This seems a bit too straightforward but here goes: 2^(2^n) + 1 = a^5 - b^5 where a > b > 0. a^5 - b^5 = (a-b)(a^4 + a^3b + a^2b^2 + ab^3 + b^4). So either a - b = prime and a^4 + a^3b + a^2b^2 + ab^3 + b^4 = 1 or a-b = 1 and a^4 + a^3b + a^2b^2 + ab^3 + b^4 = prime. In the first case we cannot have because a^4 + a^3b + a^2b^2 + ab^3 + b^4 clearly > 1. In the second case you have: a-b=1 implies b = a-1. So the factorization is: 2^(2^n) + 1 = 5a^4 -10a^3 + 10a^2 - 5a + 1 or 2^(2^n) = 5a^4 - 10a^3 + 10a^2 - 5a. But 5|RHS but not the LHS, contradiction. In fact it shows 2^k+1 is never a^5 - b^5. This stronger result makes me think i made an error somewhere, any mistakes?
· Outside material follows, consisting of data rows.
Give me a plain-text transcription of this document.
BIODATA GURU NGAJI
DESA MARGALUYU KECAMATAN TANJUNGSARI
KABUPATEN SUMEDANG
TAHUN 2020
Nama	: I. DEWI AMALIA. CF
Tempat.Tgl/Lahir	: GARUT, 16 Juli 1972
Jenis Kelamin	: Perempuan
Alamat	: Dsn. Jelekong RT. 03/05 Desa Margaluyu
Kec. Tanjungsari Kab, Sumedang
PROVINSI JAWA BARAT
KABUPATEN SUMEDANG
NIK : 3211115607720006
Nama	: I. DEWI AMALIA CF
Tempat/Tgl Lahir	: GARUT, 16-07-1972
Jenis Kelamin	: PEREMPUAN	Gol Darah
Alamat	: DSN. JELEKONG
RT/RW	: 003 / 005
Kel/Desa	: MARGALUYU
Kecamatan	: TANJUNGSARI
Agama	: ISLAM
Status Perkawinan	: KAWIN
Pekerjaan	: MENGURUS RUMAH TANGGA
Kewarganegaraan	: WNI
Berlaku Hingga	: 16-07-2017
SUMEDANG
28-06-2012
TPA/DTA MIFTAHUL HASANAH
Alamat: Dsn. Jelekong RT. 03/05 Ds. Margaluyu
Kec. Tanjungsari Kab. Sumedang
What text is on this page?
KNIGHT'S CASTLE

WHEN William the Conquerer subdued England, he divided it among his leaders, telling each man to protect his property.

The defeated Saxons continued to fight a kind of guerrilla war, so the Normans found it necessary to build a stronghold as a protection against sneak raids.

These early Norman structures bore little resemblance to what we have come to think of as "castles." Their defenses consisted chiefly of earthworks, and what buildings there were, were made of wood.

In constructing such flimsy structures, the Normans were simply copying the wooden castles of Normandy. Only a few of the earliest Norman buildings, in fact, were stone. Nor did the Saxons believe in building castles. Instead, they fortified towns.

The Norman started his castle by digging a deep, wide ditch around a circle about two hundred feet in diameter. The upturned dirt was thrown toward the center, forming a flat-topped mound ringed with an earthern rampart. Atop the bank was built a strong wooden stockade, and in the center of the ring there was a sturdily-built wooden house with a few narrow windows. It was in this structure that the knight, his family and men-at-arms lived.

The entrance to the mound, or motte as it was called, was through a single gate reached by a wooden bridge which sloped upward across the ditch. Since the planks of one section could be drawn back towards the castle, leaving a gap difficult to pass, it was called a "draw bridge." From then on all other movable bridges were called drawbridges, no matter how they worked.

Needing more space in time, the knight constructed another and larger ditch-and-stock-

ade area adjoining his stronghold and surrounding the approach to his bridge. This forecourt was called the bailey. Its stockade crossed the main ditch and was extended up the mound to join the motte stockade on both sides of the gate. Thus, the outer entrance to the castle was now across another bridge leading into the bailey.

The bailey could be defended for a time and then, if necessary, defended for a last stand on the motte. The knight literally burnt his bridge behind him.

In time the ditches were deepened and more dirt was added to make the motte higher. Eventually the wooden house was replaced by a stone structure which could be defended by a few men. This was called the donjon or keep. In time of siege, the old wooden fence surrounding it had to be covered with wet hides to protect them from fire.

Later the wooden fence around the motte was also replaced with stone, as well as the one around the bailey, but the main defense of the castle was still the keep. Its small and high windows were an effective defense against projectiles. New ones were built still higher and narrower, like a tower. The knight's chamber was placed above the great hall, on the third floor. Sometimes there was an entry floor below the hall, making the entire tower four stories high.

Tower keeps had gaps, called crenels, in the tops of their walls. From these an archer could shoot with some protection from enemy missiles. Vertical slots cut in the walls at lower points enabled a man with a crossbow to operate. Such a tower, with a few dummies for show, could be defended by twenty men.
I agree this was a really straightforward problem... Pierre.

Actually, if $p=a^5-b^5$, then $a,b$ are not multiles of $p$, so we can work in $\mathbb Z_p$ as follows: $(ab^{-1})^5-1=0\Rightarrow 5|p-1$. In our case this is $5|2^{2^n}$, clearly absurd. [I needed the fact that $b$ is not a multiple of $p$ so that $b^{-1}$ exists in $\mathbb Z_p$]

Nice solution grobber.

Hmmm....strange...none of the contestants did that Pierre.